A new support group meets at St. Anthony Hospital in Gig Harbor.  The group, which just began meeting May 19, meets Tuesdays from 5:30 to 6:30 p.m. at the Jane Thompson Russel Cancer Care Center in the Milgard Pavilion.

“I’m really hoping the group will reach people on the Key Peninsula, and into Port Orchard and Kitsap County,” said Heidi Henson, a psychotherapist who facilitates the group meetings at St. Joseph Hospital in Tacoma.

By combining a support group with education and medication, she said those who really want to quit can be successful.

Stephen Carlson was a smoker for 50 years, and joined the group about three years ago.

“It was getting kind of expensive and of course it was getting a bunch of bad press too,” Carlson said. “It was getting harder and harder to find a place where you can smoke. When I was a kid we were out behind the barn smoking, now when I’m an adult I’m out behind the barn smoking, and I started kind of going ‘what the hell is going on here?’”

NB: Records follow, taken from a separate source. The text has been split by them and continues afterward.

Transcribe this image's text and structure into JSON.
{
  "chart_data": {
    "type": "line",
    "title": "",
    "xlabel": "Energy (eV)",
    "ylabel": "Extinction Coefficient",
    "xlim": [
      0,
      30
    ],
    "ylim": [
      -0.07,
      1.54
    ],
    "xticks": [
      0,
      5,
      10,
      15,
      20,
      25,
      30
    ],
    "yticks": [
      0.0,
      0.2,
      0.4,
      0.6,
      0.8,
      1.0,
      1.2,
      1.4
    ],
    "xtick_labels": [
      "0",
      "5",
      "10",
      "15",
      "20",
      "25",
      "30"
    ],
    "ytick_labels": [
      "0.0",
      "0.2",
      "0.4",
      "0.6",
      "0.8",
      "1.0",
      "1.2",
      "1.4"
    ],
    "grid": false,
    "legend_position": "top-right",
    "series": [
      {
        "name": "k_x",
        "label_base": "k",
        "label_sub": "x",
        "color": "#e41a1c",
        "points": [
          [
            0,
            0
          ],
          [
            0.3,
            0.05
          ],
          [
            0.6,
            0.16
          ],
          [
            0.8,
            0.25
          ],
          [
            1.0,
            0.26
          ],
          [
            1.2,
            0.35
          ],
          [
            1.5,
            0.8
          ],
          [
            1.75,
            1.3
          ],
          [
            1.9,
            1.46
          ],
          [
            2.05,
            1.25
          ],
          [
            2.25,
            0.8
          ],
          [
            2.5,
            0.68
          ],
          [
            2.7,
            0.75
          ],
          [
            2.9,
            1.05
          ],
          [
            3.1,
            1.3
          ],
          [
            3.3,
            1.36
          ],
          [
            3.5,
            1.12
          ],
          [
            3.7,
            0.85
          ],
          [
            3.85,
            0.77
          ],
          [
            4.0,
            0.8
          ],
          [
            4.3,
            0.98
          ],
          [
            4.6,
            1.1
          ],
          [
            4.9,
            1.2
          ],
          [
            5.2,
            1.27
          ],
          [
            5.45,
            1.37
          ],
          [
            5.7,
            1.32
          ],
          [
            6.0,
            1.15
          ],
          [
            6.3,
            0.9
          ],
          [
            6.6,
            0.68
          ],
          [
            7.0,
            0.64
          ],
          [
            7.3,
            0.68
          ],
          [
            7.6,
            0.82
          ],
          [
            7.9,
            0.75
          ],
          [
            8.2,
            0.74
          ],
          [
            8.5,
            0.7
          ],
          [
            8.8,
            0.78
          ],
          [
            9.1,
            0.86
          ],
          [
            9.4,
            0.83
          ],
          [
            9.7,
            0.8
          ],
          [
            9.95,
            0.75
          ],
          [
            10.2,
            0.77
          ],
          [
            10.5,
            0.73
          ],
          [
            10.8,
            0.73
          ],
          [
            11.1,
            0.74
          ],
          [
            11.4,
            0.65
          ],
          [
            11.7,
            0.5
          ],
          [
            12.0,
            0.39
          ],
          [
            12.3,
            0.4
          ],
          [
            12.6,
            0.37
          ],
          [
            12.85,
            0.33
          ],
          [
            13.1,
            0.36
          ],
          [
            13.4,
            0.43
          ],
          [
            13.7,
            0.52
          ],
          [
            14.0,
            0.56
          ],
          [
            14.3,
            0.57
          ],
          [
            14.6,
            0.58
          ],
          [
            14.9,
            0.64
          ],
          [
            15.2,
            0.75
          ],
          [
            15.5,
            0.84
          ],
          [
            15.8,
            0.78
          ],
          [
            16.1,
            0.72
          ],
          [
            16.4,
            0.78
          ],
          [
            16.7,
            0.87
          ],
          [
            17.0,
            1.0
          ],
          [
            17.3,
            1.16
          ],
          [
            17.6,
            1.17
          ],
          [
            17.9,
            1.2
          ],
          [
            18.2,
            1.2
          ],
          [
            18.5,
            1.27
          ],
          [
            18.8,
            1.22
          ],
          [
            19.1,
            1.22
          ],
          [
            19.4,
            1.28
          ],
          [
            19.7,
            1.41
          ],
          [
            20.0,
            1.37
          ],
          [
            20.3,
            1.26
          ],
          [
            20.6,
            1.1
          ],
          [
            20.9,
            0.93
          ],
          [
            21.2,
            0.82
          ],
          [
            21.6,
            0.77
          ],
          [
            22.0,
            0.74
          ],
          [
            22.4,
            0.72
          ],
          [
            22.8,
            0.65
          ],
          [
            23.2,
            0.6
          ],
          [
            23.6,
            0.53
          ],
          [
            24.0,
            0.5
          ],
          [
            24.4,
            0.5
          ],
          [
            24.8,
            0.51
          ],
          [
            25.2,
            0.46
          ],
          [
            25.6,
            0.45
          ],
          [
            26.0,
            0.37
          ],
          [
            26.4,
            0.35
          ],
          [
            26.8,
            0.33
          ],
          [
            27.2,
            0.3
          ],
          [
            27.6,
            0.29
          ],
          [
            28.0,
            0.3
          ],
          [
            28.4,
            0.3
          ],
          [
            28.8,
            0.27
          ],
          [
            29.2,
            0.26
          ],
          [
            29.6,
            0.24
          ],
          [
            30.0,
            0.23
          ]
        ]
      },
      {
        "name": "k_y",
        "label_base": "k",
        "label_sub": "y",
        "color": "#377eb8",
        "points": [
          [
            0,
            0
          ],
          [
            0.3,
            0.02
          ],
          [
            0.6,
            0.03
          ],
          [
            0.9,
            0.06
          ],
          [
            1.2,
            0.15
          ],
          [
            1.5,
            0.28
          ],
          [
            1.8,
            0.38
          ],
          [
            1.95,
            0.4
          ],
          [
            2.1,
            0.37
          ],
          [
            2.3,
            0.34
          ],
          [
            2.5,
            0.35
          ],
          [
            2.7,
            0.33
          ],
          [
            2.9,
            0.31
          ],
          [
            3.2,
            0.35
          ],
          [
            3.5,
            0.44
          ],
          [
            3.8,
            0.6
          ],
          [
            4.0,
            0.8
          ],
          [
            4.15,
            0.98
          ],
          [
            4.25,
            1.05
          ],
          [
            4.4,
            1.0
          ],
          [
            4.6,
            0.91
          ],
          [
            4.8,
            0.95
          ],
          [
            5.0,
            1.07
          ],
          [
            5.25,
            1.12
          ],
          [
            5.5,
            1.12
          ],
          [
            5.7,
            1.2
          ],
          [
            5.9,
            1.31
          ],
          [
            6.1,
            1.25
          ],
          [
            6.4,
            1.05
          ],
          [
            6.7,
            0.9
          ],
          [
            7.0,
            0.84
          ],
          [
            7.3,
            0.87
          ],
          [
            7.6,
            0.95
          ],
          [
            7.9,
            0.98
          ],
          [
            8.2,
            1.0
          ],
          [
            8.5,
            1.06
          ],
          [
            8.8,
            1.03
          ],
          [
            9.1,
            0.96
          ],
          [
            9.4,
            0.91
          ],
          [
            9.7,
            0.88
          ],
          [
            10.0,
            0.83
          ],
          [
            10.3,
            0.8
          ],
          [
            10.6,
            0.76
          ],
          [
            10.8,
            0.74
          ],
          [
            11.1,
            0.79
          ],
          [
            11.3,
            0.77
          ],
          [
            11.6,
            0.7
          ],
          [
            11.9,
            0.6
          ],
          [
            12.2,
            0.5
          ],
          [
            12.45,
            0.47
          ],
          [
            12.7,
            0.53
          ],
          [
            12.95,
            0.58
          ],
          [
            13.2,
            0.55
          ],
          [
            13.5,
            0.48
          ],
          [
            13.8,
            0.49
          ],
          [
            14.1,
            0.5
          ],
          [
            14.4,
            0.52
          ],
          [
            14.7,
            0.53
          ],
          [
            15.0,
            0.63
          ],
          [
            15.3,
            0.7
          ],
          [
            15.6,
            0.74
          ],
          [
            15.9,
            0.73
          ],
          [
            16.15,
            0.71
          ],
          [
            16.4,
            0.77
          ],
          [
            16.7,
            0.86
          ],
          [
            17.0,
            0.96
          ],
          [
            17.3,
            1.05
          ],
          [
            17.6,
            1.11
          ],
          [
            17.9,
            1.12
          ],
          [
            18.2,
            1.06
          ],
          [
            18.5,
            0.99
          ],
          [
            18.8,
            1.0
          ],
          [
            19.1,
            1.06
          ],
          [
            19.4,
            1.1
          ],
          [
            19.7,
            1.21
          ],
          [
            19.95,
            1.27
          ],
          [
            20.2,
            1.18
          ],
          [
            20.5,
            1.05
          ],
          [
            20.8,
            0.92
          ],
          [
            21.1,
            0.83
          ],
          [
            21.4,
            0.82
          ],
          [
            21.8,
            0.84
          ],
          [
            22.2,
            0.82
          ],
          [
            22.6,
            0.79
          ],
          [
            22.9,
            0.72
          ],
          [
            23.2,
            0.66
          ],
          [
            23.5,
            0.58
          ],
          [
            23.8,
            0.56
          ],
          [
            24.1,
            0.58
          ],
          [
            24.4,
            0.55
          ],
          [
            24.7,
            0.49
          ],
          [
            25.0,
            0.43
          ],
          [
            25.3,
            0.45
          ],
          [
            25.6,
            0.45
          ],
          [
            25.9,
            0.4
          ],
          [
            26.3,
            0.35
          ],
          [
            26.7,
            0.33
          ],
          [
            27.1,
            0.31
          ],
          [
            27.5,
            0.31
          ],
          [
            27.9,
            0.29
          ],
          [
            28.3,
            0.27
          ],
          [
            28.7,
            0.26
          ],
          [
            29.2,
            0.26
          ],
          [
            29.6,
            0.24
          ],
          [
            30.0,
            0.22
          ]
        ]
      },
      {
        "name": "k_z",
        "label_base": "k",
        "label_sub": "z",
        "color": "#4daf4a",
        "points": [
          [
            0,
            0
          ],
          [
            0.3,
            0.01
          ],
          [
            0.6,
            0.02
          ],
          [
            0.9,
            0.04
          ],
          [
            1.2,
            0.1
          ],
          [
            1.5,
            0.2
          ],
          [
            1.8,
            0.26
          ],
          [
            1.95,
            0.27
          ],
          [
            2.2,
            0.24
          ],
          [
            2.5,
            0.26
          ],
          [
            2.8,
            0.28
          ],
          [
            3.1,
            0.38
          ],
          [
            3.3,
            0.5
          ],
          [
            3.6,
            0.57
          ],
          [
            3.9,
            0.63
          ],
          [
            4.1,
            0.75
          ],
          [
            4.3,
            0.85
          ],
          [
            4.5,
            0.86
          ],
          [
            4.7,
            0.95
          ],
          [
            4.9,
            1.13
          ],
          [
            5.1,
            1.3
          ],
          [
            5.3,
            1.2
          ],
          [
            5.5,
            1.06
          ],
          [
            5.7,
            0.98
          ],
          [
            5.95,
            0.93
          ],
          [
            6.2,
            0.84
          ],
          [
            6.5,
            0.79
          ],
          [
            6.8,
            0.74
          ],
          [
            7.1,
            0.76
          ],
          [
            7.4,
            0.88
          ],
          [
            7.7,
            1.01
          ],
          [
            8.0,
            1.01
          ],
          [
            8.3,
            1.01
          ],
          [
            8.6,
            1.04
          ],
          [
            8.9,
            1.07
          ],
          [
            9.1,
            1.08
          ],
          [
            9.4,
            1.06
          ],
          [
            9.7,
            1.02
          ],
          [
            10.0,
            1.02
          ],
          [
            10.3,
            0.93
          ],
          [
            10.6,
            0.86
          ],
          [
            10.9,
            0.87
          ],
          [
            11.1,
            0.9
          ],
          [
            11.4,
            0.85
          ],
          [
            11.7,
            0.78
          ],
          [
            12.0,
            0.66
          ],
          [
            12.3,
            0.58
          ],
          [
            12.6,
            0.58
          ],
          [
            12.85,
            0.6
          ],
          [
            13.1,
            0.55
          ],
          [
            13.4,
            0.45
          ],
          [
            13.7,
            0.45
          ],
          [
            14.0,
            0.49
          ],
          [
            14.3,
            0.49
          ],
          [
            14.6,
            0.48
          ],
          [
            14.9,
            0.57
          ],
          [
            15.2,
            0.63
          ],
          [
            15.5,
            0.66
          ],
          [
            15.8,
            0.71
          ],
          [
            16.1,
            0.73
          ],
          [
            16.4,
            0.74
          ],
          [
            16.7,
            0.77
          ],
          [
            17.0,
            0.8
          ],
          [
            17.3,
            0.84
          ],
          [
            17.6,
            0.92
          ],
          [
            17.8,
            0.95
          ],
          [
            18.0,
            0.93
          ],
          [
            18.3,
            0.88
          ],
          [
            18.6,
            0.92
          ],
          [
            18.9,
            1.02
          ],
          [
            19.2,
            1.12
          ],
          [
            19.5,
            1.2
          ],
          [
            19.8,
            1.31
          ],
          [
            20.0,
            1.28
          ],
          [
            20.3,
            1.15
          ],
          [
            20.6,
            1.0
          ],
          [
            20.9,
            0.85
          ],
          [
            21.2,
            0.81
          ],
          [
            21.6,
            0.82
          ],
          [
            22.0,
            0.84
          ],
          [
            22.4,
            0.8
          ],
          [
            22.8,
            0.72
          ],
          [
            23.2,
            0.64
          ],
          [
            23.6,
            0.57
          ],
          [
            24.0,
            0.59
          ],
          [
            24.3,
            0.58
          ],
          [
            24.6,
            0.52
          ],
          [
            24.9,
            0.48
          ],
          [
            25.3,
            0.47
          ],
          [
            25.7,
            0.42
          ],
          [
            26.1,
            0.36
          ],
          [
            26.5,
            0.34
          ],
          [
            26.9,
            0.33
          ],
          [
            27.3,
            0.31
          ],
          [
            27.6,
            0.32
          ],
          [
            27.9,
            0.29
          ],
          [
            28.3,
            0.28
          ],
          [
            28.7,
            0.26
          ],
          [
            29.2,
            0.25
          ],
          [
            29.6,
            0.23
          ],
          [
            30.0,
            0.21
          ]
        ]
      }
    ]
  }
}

He took the prescription Wellbutrin, attended the support group, and hasn’t smoked in three and a half years, he said.

“I started going to one of the support groups every week, one thing led to another and within a month I quit smoking, and so I kept going to the meetings,” he said. “Support groups, what it really does for your psyche I don’t know, but I kept going.”

Freedom From Tobacco support group will meets Tuesdays from 5:30 to 6:30 p.m. at the Jane Thompson Russel Cancer Center in Milgard Pavilion at St. Anthony Hospital. For more information call Heidi Henson at 253-223-7583.

What it does for the psyche is exactly why it works, according to Henson.

“We found an extremely high success rate if they follow the formula and come to group while they work on a quit plan and practicing, and then from the final quit date if they attend for one year after, they don’t relapse,” she said.  “Recommitting once a week keeps it number one on your list.”

By having that positive reinforcement and support from peers who know exactly what the others are feeling and experiencing, the group member walks out feeling positive about what they are trying to accomplish.

However, Henson said it is important to note that part of quitting is practicing quitting.
“It involves relapse for a majority of the people,” she said. “When you aren’t getting support it leads to more use.”

Without the support, the person feels negative emotions about the relapse, she said.
“It steels your self esteem, they feel guilty and as if there is something wrong with them and they should have more will power,” she said. “This spirals to a person who doesn’t feel worthy of living a full life.

“The most exciting thing is when they get off of tobacco. I get to see in front of me that they become the person they were meant to be.”

Hogan would like to take the model to other locations and branch out as much as possible, he said.

“We do need more medical help from someone who could come by and give medical advice,” Hogan said. “It is tremendously gratifying to see them finally get control of the addiction. The greatest loss of freedom is to have an addiction.”

Even if smokers have tried to quit before and have not been successful, Hogan said joining the support group at St. Anthony Hospital will provide the tools for success.

“Never stop trying,” he said. “The only people who fail are those who have stopped trying. The idea is persistence. We have people who come for two years and relapse, the idea is never stop trying and eventually anyone can be successful.”